Numerous Iberian ceramics from Villajoyosa show a different style of painted decoration to those already known. This new style, called "Levantine symbolic style", has been detected by Miguel F. Pérez, in his degree dissertation read in 2010 at the University of Alicante on the painted Iberian ceramics from a sector of the old cemetery of Poble Nou. The author suggests that it is very likely that there was an important workshop of this style in the Iberian city of Villajoyosa, given that 37% of all the vases studied in this style in Spain are found in the Vila, and this percentage will be much higher when the rest of the sectors of the necropolis of Casetes and Poble Nou are published.
Photograph:the Glass of the Threshold of the Beyond, with the seven-step staircase, the door to paradise and the bird that leads the soul to that place (Photograph: Llorenç Pizà).
Their decorations do not usually narrate human or divine episodes or scenes, but contain symbolic images that directly convey a message. Most of these decorations have been found on ceramic vessels from tombs in the cemeteries of Poble Nou and Casetes from the 2nd and 1st centuries BC, so their meaning is related to the journey to the afterlife and eternal life. The figure of the dove stands out as a symbol of the Iberian Goddess of fertility and death, who would protect and guide the soul of the deceased during its journey to the afterlife. These paintings, within their funerary context, reflect an Iberian religion impregnated with the Hellenistic language (i.e. Greek culture from the 3rd to 1st centuries BC), which was widespread in the Mediterranean. The exhibition represents the "presentation in society" of this new decorative style of Iberian ceramics recently discovered in the collections of the Museo de la Vila.

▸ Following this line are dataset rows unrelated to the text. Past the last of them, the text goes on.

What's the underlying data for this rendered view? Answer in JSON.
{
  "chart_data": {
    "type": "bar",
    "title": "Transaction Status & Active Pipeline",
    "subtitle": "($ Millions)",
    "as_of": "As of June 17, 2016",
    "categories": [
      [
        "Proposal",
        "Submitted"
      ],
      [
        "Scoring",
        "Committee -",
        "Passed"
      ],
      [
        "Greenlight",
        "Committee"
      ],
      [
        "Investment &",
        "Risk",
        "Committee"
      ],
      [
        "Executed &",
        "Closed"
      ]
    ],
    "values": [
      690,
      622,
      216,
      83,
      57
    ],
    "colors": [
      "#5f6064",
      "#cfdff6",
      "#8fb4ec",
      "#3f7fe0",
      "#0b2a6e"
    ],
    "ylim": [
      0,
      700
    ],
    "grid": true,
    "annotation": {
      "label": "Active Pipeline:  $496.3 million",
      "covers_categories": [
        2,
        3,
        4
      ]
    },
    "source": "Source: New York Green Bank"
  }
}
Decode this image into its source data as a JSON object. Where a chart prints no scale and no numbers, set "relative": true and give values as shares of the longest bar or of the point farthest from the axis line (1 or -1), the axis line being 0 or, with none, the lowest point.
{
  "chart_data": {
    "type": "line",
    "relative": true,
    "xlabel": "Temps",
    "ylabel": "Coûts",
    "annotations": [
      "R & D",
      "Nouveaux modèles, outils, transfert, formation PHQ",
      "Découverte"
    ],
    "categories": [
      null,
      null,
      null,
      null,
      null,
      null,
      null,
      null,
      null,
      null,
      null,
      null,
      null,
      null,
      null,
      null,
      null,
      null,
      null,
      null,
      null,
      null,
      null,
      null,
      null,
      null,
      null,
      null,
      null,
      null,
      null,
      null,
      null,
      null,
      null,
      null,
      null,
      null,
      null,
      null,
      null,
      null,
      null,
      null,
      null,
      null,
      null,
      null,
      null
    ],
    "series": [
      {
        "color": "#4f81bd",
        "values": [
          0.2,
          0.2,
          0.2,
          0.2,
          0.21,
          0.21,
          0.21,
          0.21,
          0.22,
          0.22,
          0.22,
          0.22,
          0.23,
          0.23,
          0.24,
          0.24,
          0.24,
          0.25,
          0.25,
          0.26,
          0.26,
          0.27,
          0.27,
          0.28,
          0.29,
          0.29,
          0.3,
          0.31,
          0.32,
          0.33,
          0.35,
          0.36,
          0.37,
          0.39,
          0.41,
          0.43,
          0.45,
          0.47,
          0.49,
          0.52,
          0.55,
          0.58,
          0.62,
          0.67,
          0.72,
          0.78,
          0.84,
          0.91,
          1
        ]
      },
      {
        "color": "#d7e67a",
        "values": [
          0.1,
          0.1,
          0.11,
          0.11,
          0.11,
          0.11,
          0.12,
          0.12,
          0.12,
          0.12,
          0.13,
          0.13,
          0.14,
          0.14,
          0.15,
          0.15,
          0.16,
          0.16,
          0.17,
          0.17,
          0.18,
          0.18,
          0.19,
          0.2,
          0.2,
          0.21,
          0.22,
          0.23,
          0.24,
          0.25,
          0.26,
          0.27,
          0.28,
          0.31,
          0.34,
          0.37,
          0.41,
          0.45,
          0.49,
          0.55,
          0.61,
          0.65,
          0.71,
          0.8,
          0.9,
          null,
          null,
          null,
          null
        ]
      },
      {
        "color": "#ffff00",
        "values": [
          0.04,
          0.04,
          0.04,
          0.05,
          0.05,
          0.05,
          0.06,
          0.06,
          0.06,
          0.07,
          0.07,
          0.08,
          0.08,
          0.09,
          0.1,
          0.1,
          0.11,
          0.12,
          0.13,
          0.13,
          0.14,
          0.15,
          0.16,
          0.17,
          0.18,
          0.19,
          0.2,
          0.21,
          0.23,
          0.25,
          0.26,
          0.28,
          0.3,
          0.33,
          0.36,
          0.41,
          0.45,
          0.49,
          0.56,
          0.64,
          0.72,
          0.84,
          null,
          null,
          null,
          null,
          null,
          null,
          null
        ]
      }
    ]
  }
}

One of the most important pieces that will be on display in the exhibition is the so-called "Vessel of the Threshold of the Beyond". (technically, the olpeor jar no. 14924 from tomb 23 at Poble Nou). It is a magnificent reflection of the obsession with guiding the deceased on the journey to the other world, common to all Mediterranean cultures. The images used in this piece serve as a didactic explanation to the deceased on how to reach paradise.
On this piece, in the Iberian manner, a narration of the route and elements that the Iberian soul would need to reach its eternal rest is depicted. The presence of the dove as an animal stands out. psychopomp (conductor of souls), in turn an image-symbol of the Iberian divinity and which at the same time could represent the soul of the deceased. The union of the world of the living and the world of the dead would be symbolised by the seven-step staircase, which gives access to the Beyond, and which is mentioned in texts from different ancient religions, such as in the Bible (the "Jacob's ladder" in the Book of Genesis 28, 11-19, by which the angels ascended and descended from heaven), and which was later taken up by Dante in his "Divine Comedy".
In this ultraterrestrial destination represented in the Glass of the Threshold of the Beyond, lush vegetation grows in the form of vines and ivy, plants closely related to eternal life, which expand without limit to recreate a paradisiacal atmosphere. Next to them emerges a tree that could symbolise the oriental motif of the tree of life or the forests depicted in the Greek-Italic imagination to represent the Elysian Fields or the forests of Persephone mentioned in the Odyssey. In this region, similar to the Christian paradise, is separated from Hades or the underworld (similar to the Christian hell), inhabited by fortunate mortals who could enjoy a happy eternal life.
Finally, the doors to which the staircase leads indicate the destiny of the soul and separate the world of the living from that of the dead, as in Egyptian, Punic, Italic and Greek imagery.